Peyton Manning knows that for the Colts to get back to being themselves, he needs to play.
After missing the entire season because of neck surgery, the Colts' franchise quarterback acknowledged Sunday he has one goal.
"I've got to get healthy for me, for the team. I'm under contract with the Colts. That's my job is to get healthy for them," he told reporters after Sunday's season-ending 19-13 loss at Jacksonville. "It's been hard not being able to help on the field this year."
Manning had neck surgery Sept. 8, the third and most invasive procedure he'd had in 19 months. Doctors fused two of Manning's vertebrae together, hoping that would fix a damaged nerve that caused weakness in Manning's throwing arm.
With Manning, many expected the Colts to be a Super Bowl contender again.
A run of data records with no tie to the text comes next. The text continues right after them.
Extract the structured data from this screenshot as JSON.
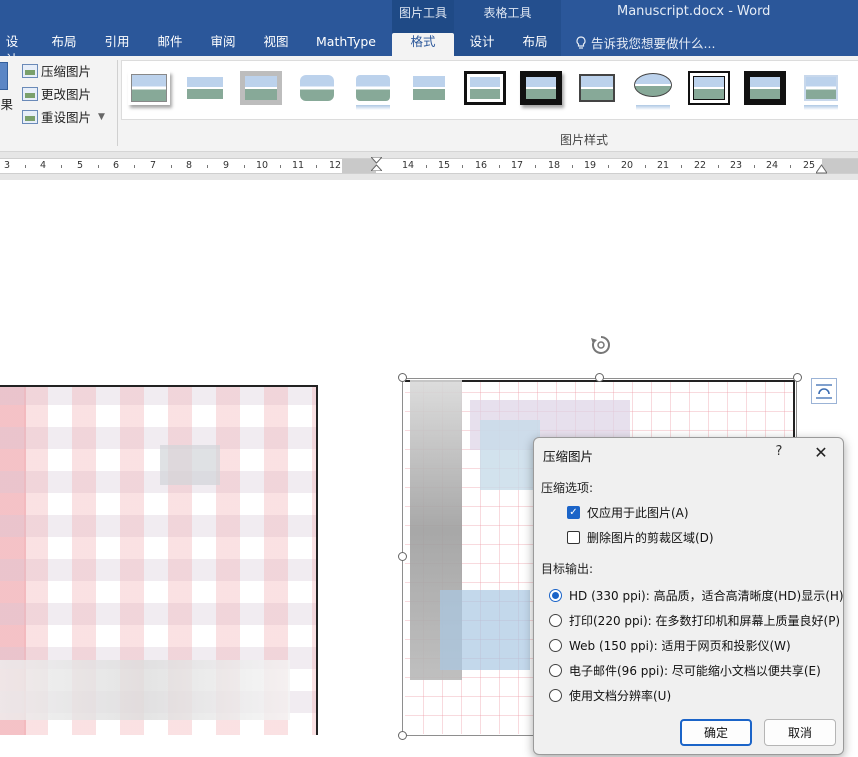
{
  "app": {
    "doc_title": "Manuscript.docx - Word",
    "context_groups": {
      "picture_tools": "图片工具",
      "table_tools": "表格工具"
    },
    "tabs": [
      {
        "id": "design",
        "label": "设计"
      },
      {
        "id": "layout",
        "label": "布局"
      },
      {
        "id": "references",
        "label": "引用"
      },
      {
        "id": "mailings",
        "label": "邮件"
      },
      {
        "id": "review",
        "label": "审阅"
      },
      {
        "id": "view",
        "label": "视图"
      },
      {
        "id": "mathtype",
        "label": "MathType"
      },
      {
        "id": "format",
        "label": "格式",
        "active": true
      },
      {
        "id": "table-design",
        "label": "设计"
      },
      {
        "id": "table-layout",
        "label": "布局"
      }
    ],
    "tell_me": "告诉我您想要做什么..."
  },
  "ribbon": {
    "effects_label": "效果",
    "compress_picture": "压缩图片",
    "change_picture": "更改图片",
    "reset_picture": "重设图片",
    "styles_group_label": "图片样式",
    "gallery_styles": [
      "simple-frame-white",
      "soft-edge",
      "simple-frame-grey",
      "rounded-frame",
      "reflected-rounded",
      "soft-edge-rect",
      "thick-black-frame",
      "black-shadow-rect",
      "thin-black-frame",
      "oval-reflected",
      "double-frame-black",
      "thick-matte-black",
      "reflected-bevel"
    ]
  },
  "ruler": {
    "numbers": [
      "3",
      "4",
      "5",
      "6",
      "7",
      "8",
      "9",
      "10",
      "11",
      "12",
      "14",
      "15",
      "16",
      "17",
      "18",
      "19",
      "20",
      "21",
      "22",
      "23",
      "24",
      "25"
    ]
  },
  "dialog": {
    "title": "压缩图片",
    "help": "?",
    "close": "✕",
    "compress_options_label": "压缩选项:",
    "apply_only_this": "仅应用于此图片(A)",
    "apply_only_this_checked": true,
    "delete_cropped": "删除图片的剪裁区域(D)",
    "delete_cropped_checked": false,
    "target_output_label": "目标输出:",
    "resolutions": [
      {
        "label": "HD (330 ppi): 高品质，适合高清晰度(HD)显示(H)",
        "selected": true
      },
      {
        "label": "打印(220 ppi): 在多数打印机和屏幕上质量良好(P)",
        "selected": false
      },
      {
        "label": "Web (150 ppi): 适用于网页和投影仪(W)",
        "selected": false
      },
      {
        "label": "电子邮件(96 ppi): 尽可能缩小文档以便共享(E)",
        "selected": false
      },
      {
        "label": "使用文档分辨率(U)",
        "selected": false
      }
    ],
    "ok": "确定",
    "cancel": "取消"
  },
  "colors": {
    "word_blue": "#2b579a",
    "accent": "#1b64c8"
  }
}
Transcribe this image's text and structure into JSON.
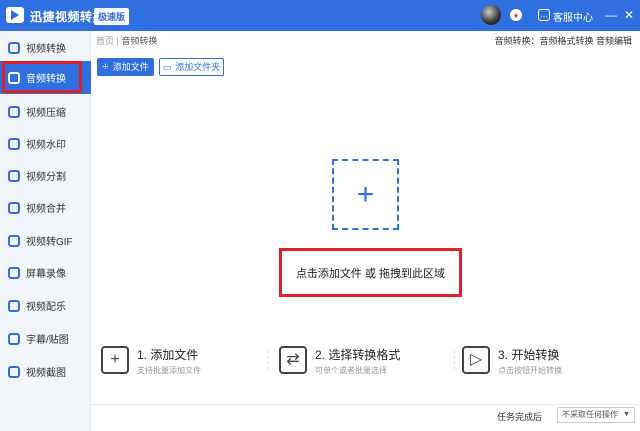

Without him, Indianapolis went through three different quarterbacks, lost its first 13 games and wound up with the No. 1 overall pick in April's draft -- the first time they've had that selection since 1998 when they chose Manning over Ryan Leaf.
Now they head into an offseason unlike any other in the Manning era.
The Colts (2-14) finished with fewer than three wins for only the second time since moving to Indianapolis in 1984, and fans have been calling for the ouster of team vice chairman Bill Polian, general manager Chris Polian and coach Jim Caldwell.
Manning is content to let team owner Jim Irsay make those decisions so he can continue working out, and Irsay wasn't dropping hints about his plans Sunday.
"We wanted to win the game but we didn't," Irsay said. "It's Sunday afternoon at 4:15. That's where we stand and obviously we wanted to come in and get a win. (Maurice) Jones-Drew is a great player and you've got to give him credit, but we wanted to finish with three (wins) in a row. Beyond that I don't have anything else to say right now on anything."
The bigger questions involve Manning.
Indy's franchise quarterback didn't begin throwing to teammates until mid-December. Bill Polian, who watched the throwing session, and running back Joseph Addai, who caught some of the passes, both gave Manning good reviews.
Two doctors who have performed fusions on athletes but did not treat Manning recently told The Associated Press that if the fusion was firmly healed, Manning should return to his usually high level of play next season. Dr. Robert Watkins, Manning's surgeon, issued a statement Dec. 1 saying the fusion had achieved "firm fixation."
Irsay also must pay a $28 million bonus to Manning in early March, risk losing him as a free agent or rework the five-year, $90 million deal the two sides signed in July. If Manning is healthy, Irsay has said Manning will remain a Colt -- regardless of the cost.
Where is Manning in the rehab process?
Bill Polian has said Manning will fail Monday's exit physical, a move that would actually help the Colts because Manning could continue working out at the team facility.
Manning cautioned that nobody should read too much into the physical.
"I could pass it," Manning said. "I'm not sure how all that works. I think part of it is just paperwork. That's all new to me. There's a lot of things I've learned this year. All that's been kind of new to me. Not rehabbing at the facility this offseason was certainly tough. You go to a place rehabbing and the lady next to you is getting her bunions worked on, asking if she should draft (Dallas) Clark on her fantasy team. Hard to rehab and deal with that."
But all of those questions will go away if Manning can just get back to playing football.
"I've tried to be here. I've encouraged guys. I try to give an idea here and there, but the best way for me to help over the years is by playing," Manning said. "That's what I want, to get back, to be able to play on the field. That's where my priority is."